Purification and characterization of the Myxococcus xanthus FrzE protein shows that it has autophosphorylation activity

Abstract

Myxococcus xanthus exhibits multicellular interactions during vegetative growth and fruiting body formation. Gliding motility is needed for these interactions. The frizzy (frz) genes are required to control directed motility. FrzE is homologous to both CheA and CheY from Salmonella typhimurium. We used polyclonal antiserum raised against a fusion protein to detect FrzE in M. xanthus extracts by Western immunoblot analysis.

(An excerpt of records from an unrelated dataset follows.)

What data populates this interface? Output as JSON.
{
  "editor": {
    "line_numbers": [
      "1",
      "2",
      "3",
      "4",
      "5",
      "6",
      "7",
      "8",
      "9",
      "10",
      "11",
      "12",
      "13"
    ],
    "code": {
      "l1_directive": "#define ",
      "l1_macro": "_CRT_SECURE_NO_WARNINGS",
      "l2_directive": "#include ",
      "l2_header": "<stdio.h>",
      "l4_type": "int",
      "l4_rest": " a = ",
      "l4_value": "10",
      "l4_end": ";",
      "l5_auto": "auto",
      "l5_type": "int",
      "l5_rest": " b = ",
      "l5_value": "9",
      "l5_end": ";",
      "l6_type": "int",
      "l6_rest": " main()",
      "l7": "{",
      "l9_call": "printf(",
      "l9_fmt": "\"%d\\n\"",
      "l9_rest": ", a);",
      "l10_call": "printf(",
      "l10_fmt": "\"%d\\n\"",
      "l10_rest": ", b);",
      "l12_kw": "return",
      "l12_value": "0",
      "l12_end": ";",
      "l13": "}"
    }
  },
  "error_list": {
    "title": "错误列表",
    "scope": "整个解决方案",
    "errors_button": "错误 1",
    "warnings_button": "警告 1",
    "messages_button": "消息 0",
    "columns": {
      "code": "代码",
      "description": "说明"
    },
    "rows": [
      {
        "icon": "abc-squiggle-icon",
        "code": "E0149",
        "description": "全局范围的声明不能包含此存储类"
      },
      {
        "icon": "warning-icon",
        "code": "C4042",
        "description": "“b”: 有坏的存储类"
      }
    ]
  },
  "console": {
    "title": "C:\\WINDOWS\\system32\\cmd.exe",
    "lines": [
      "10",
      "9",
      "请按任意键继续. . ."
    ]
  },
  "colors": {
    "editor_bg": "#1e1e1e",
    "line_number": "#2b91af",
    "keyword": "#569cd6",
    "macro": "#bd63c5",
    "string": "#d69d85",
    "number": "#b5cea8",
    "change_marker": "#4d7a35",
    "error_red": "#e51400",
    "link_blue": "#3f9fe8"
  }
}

FrzE was clearly present during vegetative growth and at much lower levels during development. A recombinant FrzE protein was overproduced in Escherichia coli, purified from inclusion bodies, and renatured. FrzE was autophosphorylated when it was incubated in the presence of [gamma-32P]ATP and MnCl2. Chemical analyses of the phosphorylated FrzE protein indicated that it contained an acylphosphate; probably phosphoaspartate. FrzE was phosphorylated in an intramolecular reaction. Based on these observations, we propose a model of the mechanism of FrzE phosphorylation in which autophosphorylation initially occurs at a conserved histidine residue within the "CheA" domain and then, via an intramolecular transphosphorylation, is transferred to a conserved aspartate residue within the "CheY" domain.